Proposals fall into two main categories: boosting the federal excise tax on retail gasoline sales, now at 4-c- per gal., and enacting an import surcharge on foreign oil. Increasing retail gasoline prices would surely help to hold down consumption of automotive fuel, but since gasoline is an important component in the Consumer Price Index, the tax would also translate directly into more inflation. Worse, the levy would do little to boost production of domestic crude oil and have no effect at all on discouraging foreign imports.
An import surcharge, by contrast, would encourage domestic production by using imported oil as a kind of lever to set a higher price for all petroleum in the U.S. market. Moreover, foreign suppliers would get no benefit from the higher prices since the resulting revenues would flow to the U.S. Treasury.
First to broach the surcharge idea was David Stockman, Director of the Office of Management and Budget, who last December proposed a $2-per-bbl. import surcharge.

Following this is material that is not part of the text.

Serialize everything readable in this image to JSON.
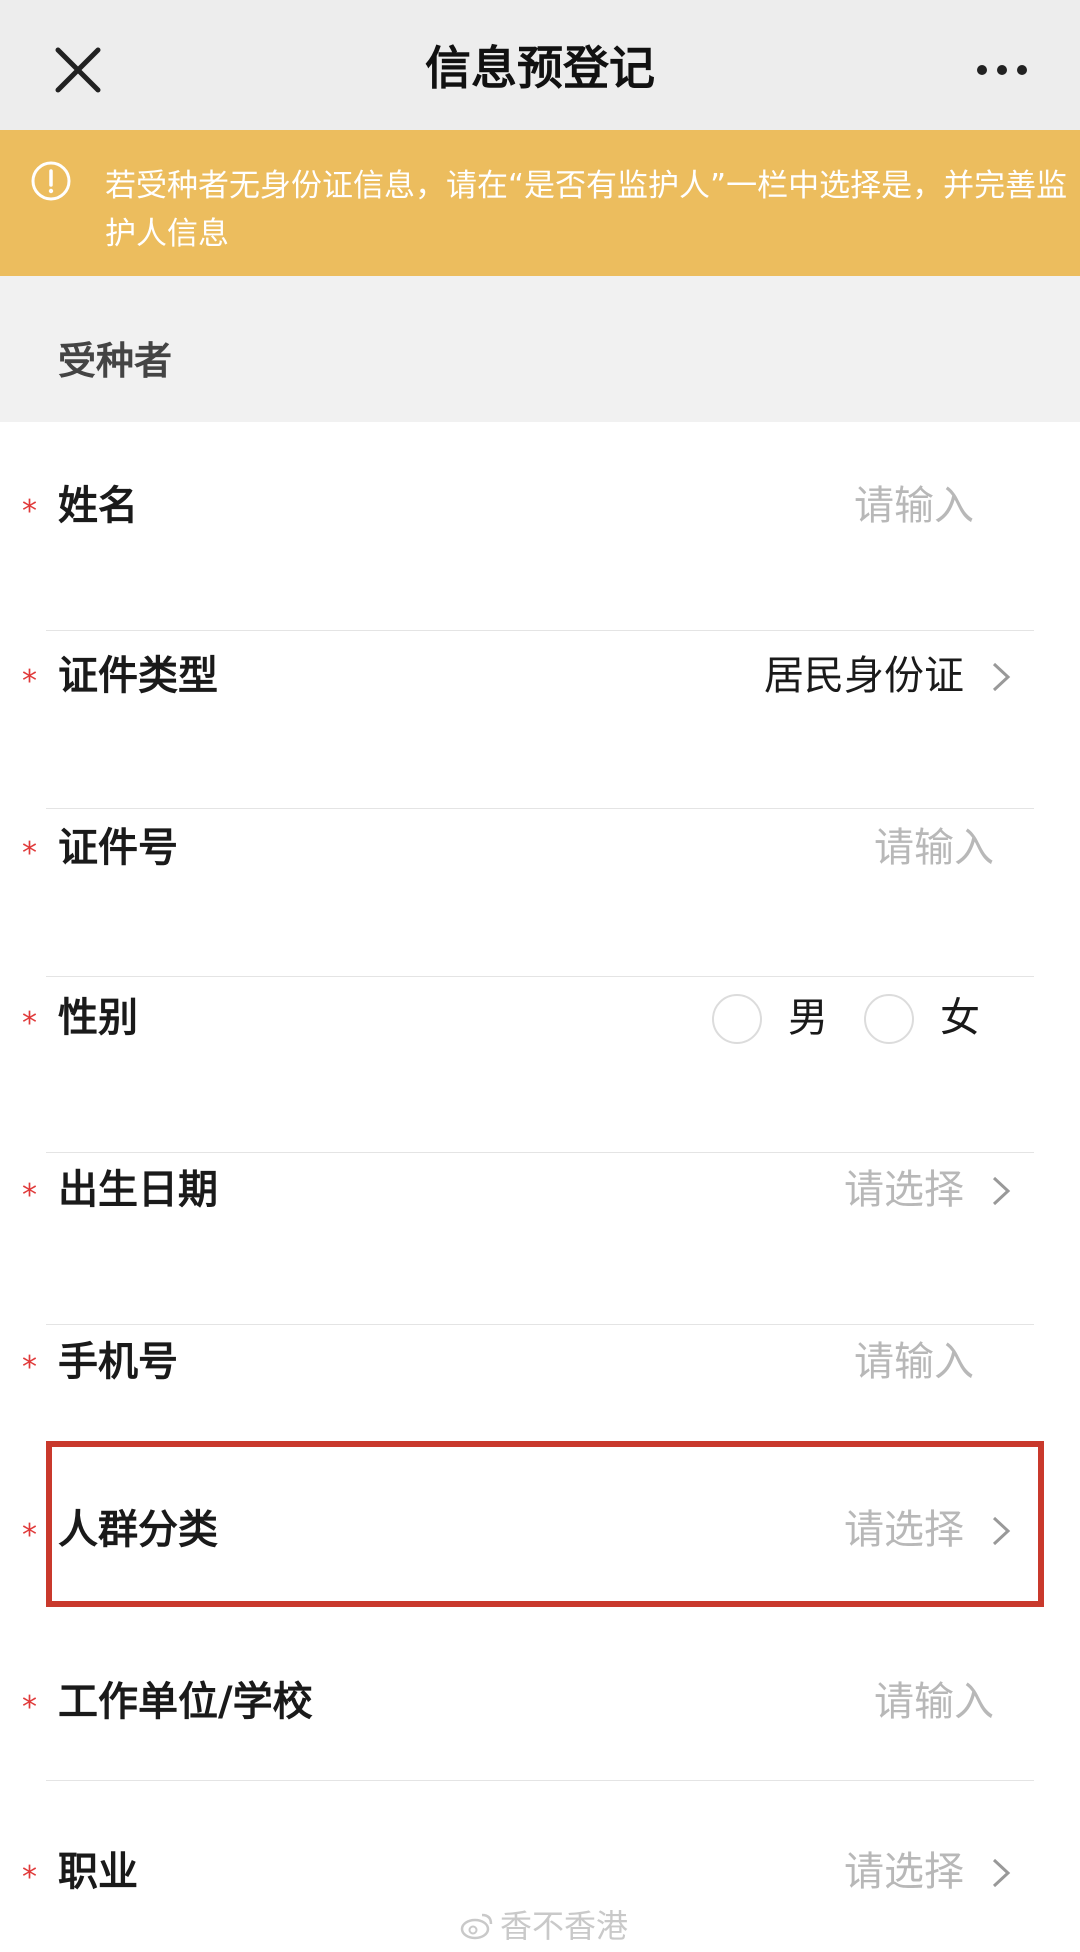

Though the President rejected the idea, such a tax would add about 5-c- per gal. to the retail price of gasoline, which has fallen by as much as 200 in some places anyway.
Now, not only is Stockman's import-surcharge idea being dusted off, but Administration officials are beginning to think seriously of a substantially larger surcharge of anywhere from $5 to $10 per bbl. Such a levy would raise from $18 billon to $36 billion annually, offsetting nearly 38% of the Administration's projected $96.4 billion budget deficit for next year. By cutting taxes for hard-pressed U.S. taxpayers, the President has created a budget dilemma that he can now help solve in effect by taxing foreign-oil suppliers instead.